Sendo assim, partindo desta breve introdução, salienta-se a importância de estudar os componentes do self-sexual na realidade brasileira. O presente estudo objetiva investigar os componentes do self-sexual (autoestima corporal-sexual, sensação de direito a receber prazer sexual de si mesmo(a), sensação de direito a receber prazer sexual do(a) parceiro(a), autoeficácia para alcançar o prazer sexual, autorreflexão sexual) na população de jovens adultos (18 a 30 anos) brasileiros e as suas associações com a autoestima e satisfação com a vida.
Método
A presente pesquisa apresenta delineamento quantitativo, descritivo e transversal.
Participantes
Participaram desse estudo 1380 residentes brasileiros de 18 a 30 anos de idade. Eles foram divididos em seis subgrupos: mulheres heterossexuais (MulheresHéteras) (n = 866); mulheres homossexuais (MulheresHomo) (n=36); mulheres bissexuais (MulheresBi) (n=174); homens heterossexuais (HomensHéteros) (n=227); homens homossexuais (HomensHomo) (n=42) e homens bissexuais (HomensBi) (n=22). Os indivíduos de orientações sexuais não-binárias, assim como todos que não se identificaram como cisgênero, foram excluídos de qualquer comparação ou correlação devido à baixa representatividade na amostra (menos de 1%). 53.8 % se identificaram como estudantes e 42.5 % possuíam o Ensino Superior em andamento. 50.3 % dos participantes responderam possuir alguma religião e 30.7 % se declararam como cristãos, católicos e/ou protestantes. 96.7 % relataram já terem tido uma experiência sexual.

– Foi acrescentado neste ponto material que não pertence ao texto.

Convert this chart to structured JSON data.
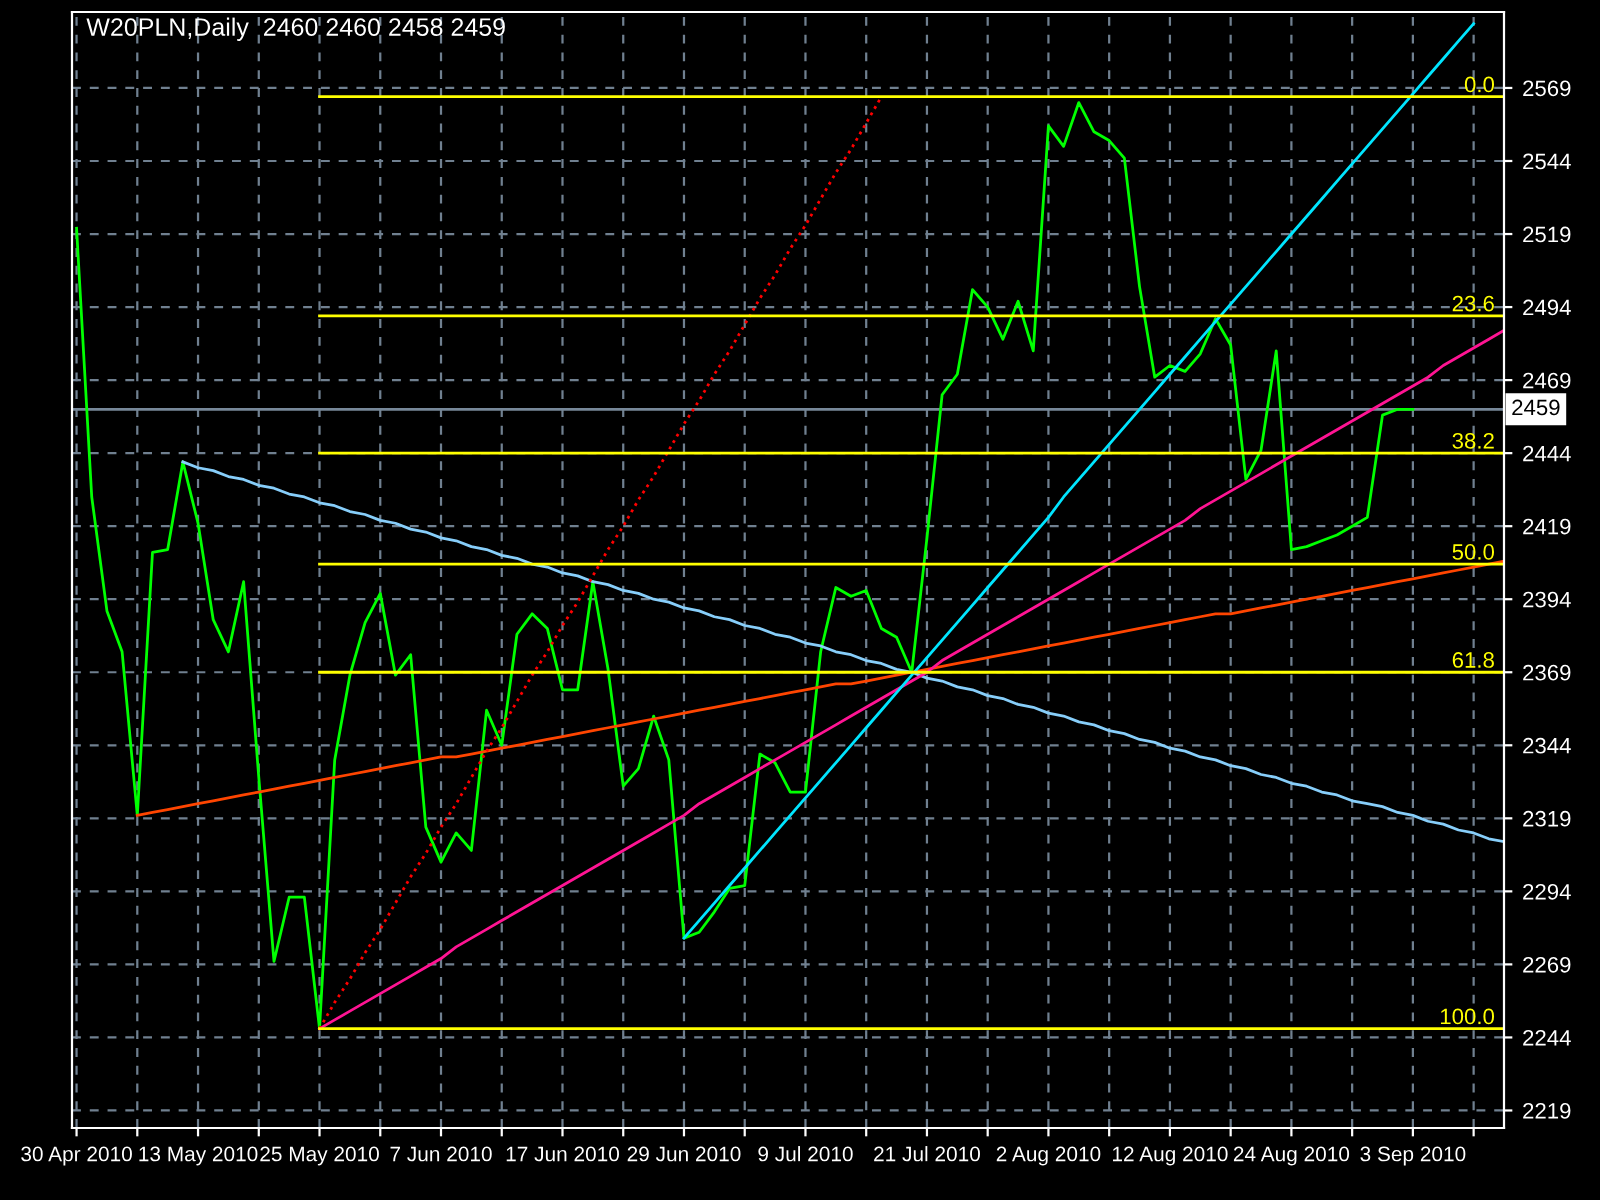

O sujeito não ter experienciado uma relação sexual com o outro não o desqualifica de ter seu self-sexual analisado, posto que se refere a um constructo pessoal introspectivo, contemplando sensações e percepções dele próprio enquanto agente/objeto sexual dentro da sociedade.
Instrumentos
Questionário de dados sociodemográficos elaborado para o presente estudo
O questionário consistia de 21 perguntas para definição das seguintes variáveis: idade, localização, identidade de gênero, cor-de-pele, ocupação, profissão, com quem reside, renda individual e familiar, escolaridade própria e dos pais, orientação sexual, experiência passada e presente de relações sexuais (práticas sexuais acompanhadas) e de relacionamentos amorosos estáveis.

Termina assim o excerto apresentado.